One OpenMP directive I have never used and don't know when to use is flush
(with and without a list).
I have two questions:
1.) When is an explicit `omp flush` or `omp flush(var1, ...) necessary?
2.) Is it sometimes not necessary but helpful (i.e. can it make the code fast)?
The main reason I can't understand when to use an explicit flush is that flushes are done implicitly after many directives (e.g. as barrier, single, ...) which synchronize the threads. I can't, for example, see way using flush and not synchronizing (e.g. with nowait
) would be helpful.
I understand that different compilers may implement omp flush
in different ways.

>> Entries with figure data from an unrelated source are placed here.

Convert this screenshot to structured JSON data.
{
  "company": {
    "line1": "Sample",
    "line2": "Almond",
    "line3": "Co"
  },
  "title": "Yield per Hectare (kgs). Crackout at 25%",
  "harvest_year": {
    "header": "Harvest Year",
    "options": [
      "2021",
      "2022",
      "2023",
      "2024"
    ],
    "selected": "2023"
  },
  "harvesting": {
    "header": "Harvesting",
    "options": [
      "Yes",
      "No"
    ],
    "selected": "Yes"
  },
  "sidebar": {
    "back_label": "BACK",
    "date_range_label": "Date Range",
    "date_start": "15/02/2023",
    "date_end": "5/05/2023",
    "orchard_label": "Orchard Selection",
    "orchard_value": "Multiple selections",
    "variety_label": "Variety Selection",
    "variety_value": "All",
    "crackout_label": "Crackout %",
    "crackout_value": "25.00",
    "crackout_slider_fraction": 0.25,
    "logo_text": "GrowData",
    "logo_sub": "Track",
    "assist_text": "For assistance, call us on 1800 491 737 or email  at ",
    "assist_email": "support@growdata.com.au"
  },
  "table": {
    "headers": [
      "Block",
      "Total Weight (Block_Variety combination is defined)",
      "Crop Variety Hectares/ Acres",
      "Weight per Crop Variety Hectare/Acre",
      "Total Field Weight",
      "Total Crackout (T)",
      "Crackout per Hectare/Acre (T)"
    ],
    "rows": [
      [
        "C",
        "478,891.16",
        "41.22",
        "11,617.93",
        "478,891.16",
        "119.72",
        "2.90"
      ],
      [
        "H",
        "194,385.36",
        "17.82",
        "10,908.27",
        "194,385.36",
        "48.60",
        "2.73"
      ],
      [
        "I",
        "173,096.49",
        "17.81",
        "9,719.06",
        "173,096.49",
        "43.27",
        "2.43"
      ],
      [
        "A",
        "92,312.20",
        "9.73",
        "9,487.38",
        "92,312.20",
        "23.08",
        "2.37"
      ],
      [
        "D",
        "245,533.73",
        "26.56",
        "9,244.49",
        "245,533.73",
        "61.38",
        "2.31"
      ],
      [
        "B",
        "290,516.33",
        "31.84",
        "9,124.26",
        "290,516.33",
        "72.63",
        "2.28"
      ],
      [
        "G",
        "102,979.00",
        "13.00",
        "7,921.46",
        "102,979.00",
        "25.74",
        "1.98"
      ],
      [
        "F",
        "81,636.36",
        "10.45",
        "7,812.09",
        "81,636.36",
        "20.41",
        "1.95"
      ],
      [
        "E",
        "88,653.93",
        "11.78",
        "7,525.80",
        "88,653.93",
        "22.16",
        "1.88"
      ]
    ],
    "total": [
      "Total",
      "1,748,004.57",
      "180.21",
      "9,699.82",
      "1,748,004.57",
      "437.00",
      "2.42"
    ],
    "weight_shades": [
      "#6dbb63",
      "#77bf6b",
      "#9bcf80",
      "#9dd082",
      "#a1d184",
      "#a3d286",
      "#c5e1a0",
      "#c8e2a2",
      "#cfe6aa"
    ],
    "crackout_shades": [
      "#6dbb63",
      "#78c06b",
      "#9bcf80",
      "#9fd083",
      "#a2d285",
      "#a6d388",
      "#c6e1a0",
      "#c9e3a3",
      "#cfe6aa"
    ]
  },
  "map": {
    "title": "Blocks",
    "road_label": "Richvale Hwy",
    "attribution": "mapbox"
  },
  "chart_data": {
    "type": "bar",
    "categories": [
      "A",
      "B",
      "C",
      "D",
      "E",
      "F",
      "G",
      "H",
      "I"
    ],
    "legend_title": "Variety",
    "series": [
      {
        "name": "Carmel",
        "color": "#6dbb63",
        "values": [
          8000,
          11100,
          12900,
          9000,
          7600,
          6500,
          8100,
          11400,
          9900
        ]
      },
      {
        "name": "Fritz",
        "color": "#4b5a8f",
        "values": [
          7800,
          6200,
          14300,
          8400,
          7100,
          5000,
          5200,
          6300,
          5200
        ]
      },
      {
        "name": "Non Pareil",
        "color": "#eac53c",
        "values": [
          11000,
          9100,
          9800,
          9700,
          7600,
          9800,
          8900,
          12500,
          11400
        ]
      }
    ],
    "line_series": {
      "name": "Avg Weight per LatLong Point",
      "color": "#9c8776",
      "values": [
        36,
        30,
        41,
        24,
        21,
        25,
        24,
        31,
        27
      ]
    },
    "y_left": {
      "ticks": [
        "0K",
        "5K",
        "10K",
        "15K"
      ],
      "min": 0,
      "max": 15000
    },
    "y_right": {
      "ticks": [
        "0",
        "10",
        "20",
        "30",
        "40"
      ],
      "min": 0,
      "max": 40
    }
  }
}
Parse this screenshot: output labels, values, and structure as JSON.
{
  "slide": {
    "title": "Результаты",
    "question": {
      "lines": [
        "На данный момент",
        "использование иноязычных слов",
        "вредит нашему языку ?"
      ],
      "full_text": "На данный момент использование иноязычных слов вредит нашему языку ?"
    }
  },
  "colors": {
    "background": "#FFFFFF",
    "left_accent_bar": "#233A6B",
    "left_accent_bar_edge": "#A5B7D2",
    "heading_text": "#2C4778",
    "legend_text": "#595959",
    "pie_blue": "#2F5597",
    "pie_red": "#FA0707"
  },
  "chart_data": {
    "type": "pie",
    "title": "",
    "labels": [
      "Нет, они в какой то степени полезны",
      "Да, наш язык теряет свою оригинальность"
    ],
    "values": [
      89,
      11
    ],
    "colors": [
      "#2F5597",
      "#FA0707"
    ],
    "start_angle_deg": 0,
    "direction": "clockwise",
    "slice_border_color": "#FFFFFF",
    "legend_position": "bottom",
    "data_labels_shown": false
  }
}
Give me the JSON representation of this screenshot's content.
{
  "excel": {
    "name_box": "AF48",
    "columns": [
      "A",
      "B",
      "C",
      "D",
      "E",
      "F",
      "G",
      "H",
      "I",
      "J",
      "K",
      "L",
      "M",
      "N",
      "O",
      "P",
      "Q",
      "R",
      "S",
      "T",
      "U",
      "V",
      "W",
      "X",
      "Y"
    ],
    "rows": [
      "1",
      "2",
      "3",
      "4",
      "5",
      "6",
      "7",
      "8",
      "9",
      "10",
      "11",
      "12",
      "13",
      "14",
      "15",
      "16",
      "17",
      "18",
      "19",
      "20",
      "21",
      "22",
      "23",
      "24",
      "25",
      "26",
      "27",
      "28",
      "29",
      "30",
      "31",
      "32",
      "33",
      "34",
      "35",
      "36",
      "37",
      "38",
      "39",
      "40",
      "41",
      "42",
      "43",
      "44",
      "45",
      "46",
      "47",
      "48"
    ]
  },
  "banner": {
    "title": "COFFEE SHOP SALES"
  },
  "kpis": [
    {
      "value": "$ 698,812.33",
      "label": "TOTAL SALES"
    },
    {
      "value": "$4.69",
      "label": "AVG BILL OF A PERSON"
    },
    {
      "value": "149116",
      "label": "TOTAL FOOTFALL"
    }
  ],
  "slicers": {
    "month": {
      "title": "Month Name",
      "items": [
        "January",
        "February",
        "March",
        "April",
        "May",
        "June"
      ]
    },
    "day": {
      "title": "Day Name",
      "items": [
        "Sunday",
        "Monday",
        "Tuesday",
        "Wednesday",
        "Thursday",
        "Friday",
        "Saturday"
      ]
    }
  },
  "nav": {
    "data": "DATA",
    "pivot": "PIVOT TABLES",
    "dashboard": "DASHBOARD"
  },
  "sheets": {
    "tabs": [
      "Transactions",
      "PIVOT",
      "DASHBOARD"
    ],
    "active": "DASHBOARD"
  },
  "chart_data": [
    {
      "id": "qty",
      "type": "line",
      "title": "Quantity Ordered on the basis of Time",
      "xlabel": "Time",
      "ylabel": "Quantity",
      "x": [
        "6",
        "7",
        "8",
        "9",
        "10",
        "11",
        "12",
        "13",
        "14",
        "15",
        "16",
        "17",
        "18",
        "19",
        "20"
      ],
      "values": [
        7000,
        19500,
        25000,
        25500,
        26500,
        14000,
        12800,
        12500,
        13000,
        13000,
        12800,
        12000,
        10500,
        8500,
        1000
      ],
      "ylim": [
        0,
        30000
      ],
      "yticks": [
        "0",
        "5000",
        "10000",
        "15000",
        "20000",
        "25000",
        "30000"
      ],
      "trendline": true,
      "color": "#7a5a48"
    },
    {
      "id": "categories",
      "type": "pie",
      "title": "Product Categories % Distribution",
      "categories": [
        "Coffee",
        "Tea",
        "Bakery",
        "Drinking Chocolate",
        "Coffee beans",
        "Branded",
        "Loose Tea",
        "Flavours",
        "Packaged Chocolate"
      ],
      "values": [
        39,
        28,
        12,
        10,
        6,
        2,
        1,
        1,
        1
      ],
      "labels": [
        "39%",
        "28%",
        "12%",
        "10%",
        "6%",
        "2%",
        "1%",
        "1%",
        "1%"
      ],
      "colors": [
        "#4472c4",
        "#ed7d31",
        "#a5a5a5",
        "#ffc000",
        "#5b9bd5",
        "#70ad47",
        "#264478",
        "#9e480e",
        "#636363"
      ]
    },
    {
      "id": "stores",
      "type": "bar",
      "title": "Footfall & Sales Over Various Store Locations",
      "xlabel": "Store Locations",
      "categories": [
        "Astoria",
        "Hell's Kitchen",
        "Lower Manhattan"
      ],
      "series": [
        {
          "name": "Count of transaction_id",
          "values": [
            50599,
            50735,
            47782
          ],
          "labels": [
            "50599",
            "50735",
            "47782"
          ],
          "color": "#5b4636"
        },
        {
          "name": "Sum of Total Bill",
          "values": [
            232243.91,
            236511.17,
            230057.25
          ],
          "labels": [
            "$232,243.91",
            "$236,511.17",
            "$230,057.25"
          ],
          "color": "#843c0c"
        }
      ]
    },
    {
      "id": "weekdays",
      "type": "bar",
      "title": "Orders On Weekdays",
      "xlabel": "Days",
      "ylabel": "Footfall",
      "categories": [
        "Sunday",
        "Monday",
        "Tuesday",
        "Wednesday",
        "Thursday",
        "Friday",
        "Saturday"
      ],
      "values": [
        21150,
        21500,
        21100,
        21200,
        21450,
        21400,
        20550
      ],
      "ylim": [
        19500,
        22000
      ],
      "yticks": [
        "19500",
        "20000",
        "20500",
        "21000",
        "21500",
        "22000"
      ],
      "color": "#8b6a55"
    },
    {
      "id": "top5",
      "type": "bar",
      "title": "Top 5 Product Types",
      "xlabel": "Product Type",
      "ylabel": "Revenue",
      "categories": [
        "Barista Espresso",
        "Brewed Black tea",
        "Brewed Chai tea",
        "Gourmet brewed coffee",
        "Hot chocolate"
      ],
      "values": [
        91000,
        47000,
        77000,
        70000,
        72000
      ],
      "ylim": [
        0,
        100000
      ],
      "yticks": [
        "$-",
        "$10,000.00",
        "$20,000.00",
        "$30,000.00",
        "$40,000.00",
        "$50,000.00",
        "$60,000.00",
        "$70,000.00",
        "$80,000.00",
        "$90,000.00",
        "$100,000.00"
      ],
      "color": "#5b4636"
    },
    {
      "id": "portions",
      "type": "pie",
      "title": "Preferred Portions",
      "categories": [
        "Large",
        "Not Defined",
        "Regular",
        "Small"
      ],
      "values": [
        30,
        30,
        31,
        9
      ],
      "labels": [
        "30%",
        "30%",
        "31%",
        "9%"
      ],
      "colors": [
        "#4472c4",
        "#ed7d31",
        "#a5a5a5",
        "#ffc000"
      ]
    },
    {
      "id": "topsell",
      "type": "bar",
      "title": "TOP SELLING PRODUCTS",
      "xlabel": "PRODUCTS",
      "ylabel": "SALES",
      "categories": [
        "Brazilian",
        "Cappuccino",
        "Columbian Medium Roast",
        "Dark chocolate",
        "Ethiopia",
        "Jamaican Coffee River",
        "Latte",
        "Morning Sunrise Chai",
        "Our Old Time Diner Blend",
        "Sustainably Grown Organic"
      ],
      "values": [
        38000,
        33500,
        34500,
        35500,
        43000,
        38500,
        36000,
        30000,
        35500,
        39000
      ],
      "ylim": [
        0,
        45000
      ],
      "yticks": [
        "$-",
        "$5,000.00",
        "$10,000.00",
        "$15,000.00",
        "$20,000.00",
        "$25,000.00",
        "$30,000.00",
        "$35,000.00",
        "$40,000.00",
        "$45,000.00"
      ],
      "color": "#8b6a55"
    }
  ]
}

Some may interpret a flush with a list as as one without (i.e. flush all shared objects) OpenMP flush vs flush(list). But I only care about what the specification requires. In other words, I want to know where an explicit flush
in principle may be necessary or helpful.
Edit: I think I need to clarify my second question. Let me give an example. I would like to know if there are cases where removing an implicit flush (e.g. with nowait) and instead using an explicit flush instead but only on certain shared variables would be faster (and still give the correct result). Something like the following:
float a,b;
#pragma omp parallel
{
#pragma omp for nowait // No barrier. Do not flush on exit.
//code which uses only shared variable a
#pragma omp flush(a) // Flush only variable a rather than all shared variables.
#pragma omp for
//Code which uses both shared variables a and b.
}
I think that code still needs a barrier after the the first for loop but all barriers have an implicit flush so that defeats the purpose. Is it possible to have a barrier which does not do a flush?